Researchers Build More-Efficient Drone by Exploiting Updrafts

A team of researchers from the Unmanned Aircraft Systems Research program at RMIT have observed the flight patterns of birds to build the world’s first soaring drone that remains airborne using the updrafts found around buildings. The researchers discovered this concept while working to improve the unmanned aerial vehicle (UAV) designs. They exploited updrafts to keep a drone airborne for five times longer than a drone driven with a propeller.

The UAS team has built a more efficient drone by exploiting updrafts, just like birds.

Simon Watkins, Professor of Engineering, stated that using updrafts was an energy efficient method to produce flight.

Birds use updrafts to try to gain altitude or to try and extend their flight range, and they do this as an energy saving method. Using atmospheric winds allows a drone to sustain longer periods of flight and could also enable on-board batteries to be recharged by harnessing wind energy through the propellers. If the wind stayed at the same strength, in the same direction, the drone we’ve developed could feasibly stay up forever.

Simon Watkins, Professor of Engineering, RMIT

Updrafts are warm air currents that rise into the cooler air above. Natural or man-made structures such as mountains, hills, or buildings push air upwards to form these updrafts.  However, Dr. Abdulghani Mohamed from the team feels that it is difficult to predict the location of updrafts in a city setting.
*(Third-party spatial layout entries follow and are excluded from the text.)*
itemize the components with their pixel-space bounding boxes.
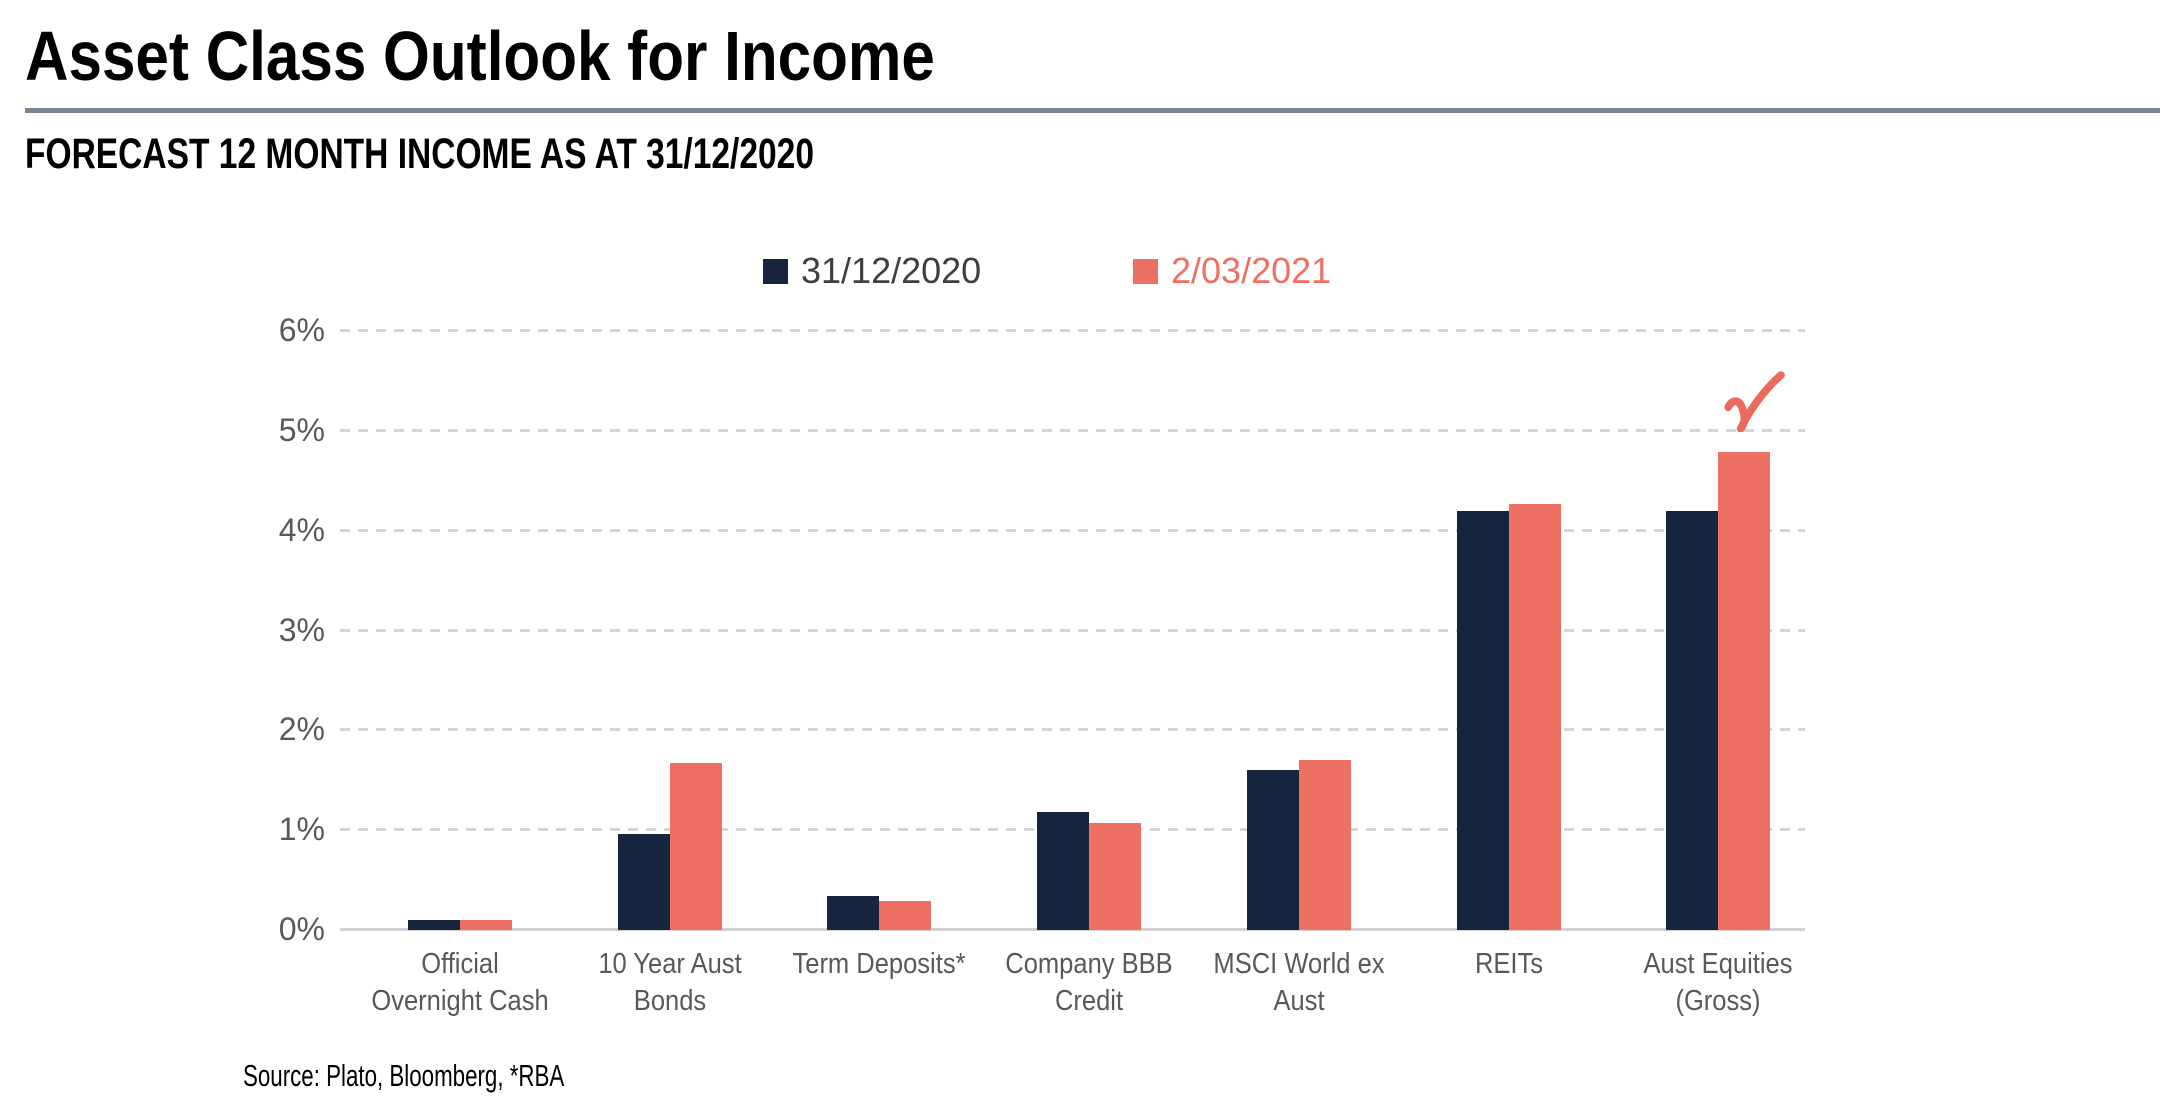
x-axis-category-label-term-deposits-: Term Deposits* <box>773 946 984 983</box>
x-axis-label-line: (Gross) <box>1675 985 1761 1017</box>
gridline-5pct <box>340 429 1805 432</box>
x-axis-label-line: REITs <box>1474 948 1544 980</box>
x-axis-category-label-msci-world-ex-aust: MSCI World ex Aust <box>1193 946 1404 1020</box>
y-axis-tick-label-0pct: 0% <box>278 911 325 947</box>
gridline-2pct <box>340 728 1805 731</box>
x-axis-label-line: Overnight Cash <box>371 985 549 1017</box>
x-axis-label-line: Term Deposits* <box>792 948 966 980</box>
bar-series0-company-bbb-credit <box>1037 812 1089 930</box>
chart-subtitle: FORECAST 12 MONTH INCOME AS AT 31/12/202… <box>25 130 814 178</box>
page-title: Asset Class Outlook for Income <box>25 17 935 95</box>
bar-series1-term-deposits- <box>879 901 931 930</box>
legend-item-2-03-2021: 2/03/2021 <box>1133 250 1331 292</box>
bar-series0-10-year-aust-bonds <box>618 834 670 930</box>
bar-series1-official-overnight-cash <box>460 920 512 930</box>
title-divider <box>25 108 2160 113</box>
x-axis-category-label-company-bbb-credit: Company BBB Credit <box>983 946 1194 1020</box>
legend-swatch-salmon <box>1133 258 1158 284</box>
source-note: Source: Plato, Bloomberg, *RBA <box>243 1058 565 1093</box>
bar-series0-term-deposits- <box>827 896 879 930</box>
legend-label-2-03-2021: 2/03/2021 <box>1171 250 1332 291</box>
legend-label-31-12-2020: 31/12/2020 <box>801 250 982 291</box>
x-axis-label-line: Company BBB <box>1005 948 1173 980</box>
gridline-4pct <box>340 529 1805 532</box>
x-axis-label-line: Bonds <box>633 985 707 1017</box>
x-axis-category-label-aust-equities-gross-: Aust Equities (Gross) <box>1612 946 1823 1020</box>
y-axis-tick-label-3pct: 3% <box>278 612 325 648</box>
bar-series0-official-overnight-cash <box>408 920 460 930</box>
bar-series1-company-bbb-credit <box>1089 823 1141 930</box>
x-axis-category-label-reits: REITs <box>1403 946 1614 983</box>
gridline-3pct <box>340 629 1805 632</box>
bar-series1-msci-world-ex-aust <box>1299 760 1351 930</box>
y-axis-tick-label-5pct: 5% <box>278 412 325 448</box>
y-axis-tick-label-4pct: 4% <box>278 512 325 548</box>
bar-series0-aust-equities-gross- <box>1666 511 1718 930</box>
y-axis-tick-label-2pct: 2% <box>278 711 325 747</box>
bar-series1-aust-equities-gross- <box>1718 452 1770 930</box>
legend-swatch-navy <box>763 258 788 284</box>
legend-item-31-12-2020: 31/12/2020 <box>763 250 981 292</box>
y-axis-tick-label-1pct: 1% <box>278 811 325 847</box>
x-axis-category-label-official-overnight-cash: Official Overnight Cash <box>354 946 565 1020</box>
bar-series1-reits <box>1509 504 1561 930</box>
checkmark-icon <box>1724 371 1785 432</box>
bar-series0-reits <box>1457 511 1509 930</box>
bar-series0-msci-world-ex-aust <box>1247 770 1299 930</box>
x-axis-label-line: Official <box>421 948 499 980</box>
gridline-6pct <box>340 329 1805 332</box>
x-axis-category-label-10-year-aust-bonds: 10 Year Aust Bonds <box>564 946 775 1020</box>
x-axis-label-line: Aust <box>1273 985 1325 1017</box>
bar-series1-10-year-aust-bonds <box>670 763 722 930</box>
x-axis-label-line: Credit <box>1054 985 1124 1017</box>
x-axis-label-line: Aust Equities <box>1643 948 1793 980</box>
x-axis-label-line: MSCI World ex <box>1213 948 1385 980</box>
y-axis-tick-label-6pct: 6% <box>278 312 325 348</box>
x-axis-label-line: 10 Year Aust <box>598 948 742 980</box>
To address this challenge, we’ve conducted complex simulations to understand the air flow environment and identify soaring hotspots around buildings. The next stage in the research is to replicate the physical features of birds, to enhance the flight performance of UAV’s. We intend to adapt our feather-inspired turbulence system to sense and track updrafts, and apply the knowledge we have gained from our air flow simulations to further develop this technology.

Dr. Abdulghani Mohamed, RMIT

This research was performed in partnership with the Defense Science and Technology Organization. The research can be applied to several technological applications; from border patrol, disaster control, infrastructure inspection, and wildlife and coastline monitoring.

Mohamed explained that the new drone can now be used easily across remote areas in Australia, due to its improved efficiency.

Our long endurance micro-sized drones can be taught to detect intruding sharks or dangerous species on beaches, or monitor wildlife on coastal sites where winds are abundant.

Dr. Abdulghani Mohamed, RMIT

The RMIT research findings were published in the International Journal of Micro Air Vehicles, the Journal of Bioinspiration and Biomimetics and the International Journal of Wind Engineering and Industrial Aerodynamics. It was also presented at the 16th Australian International Aerospace Congress.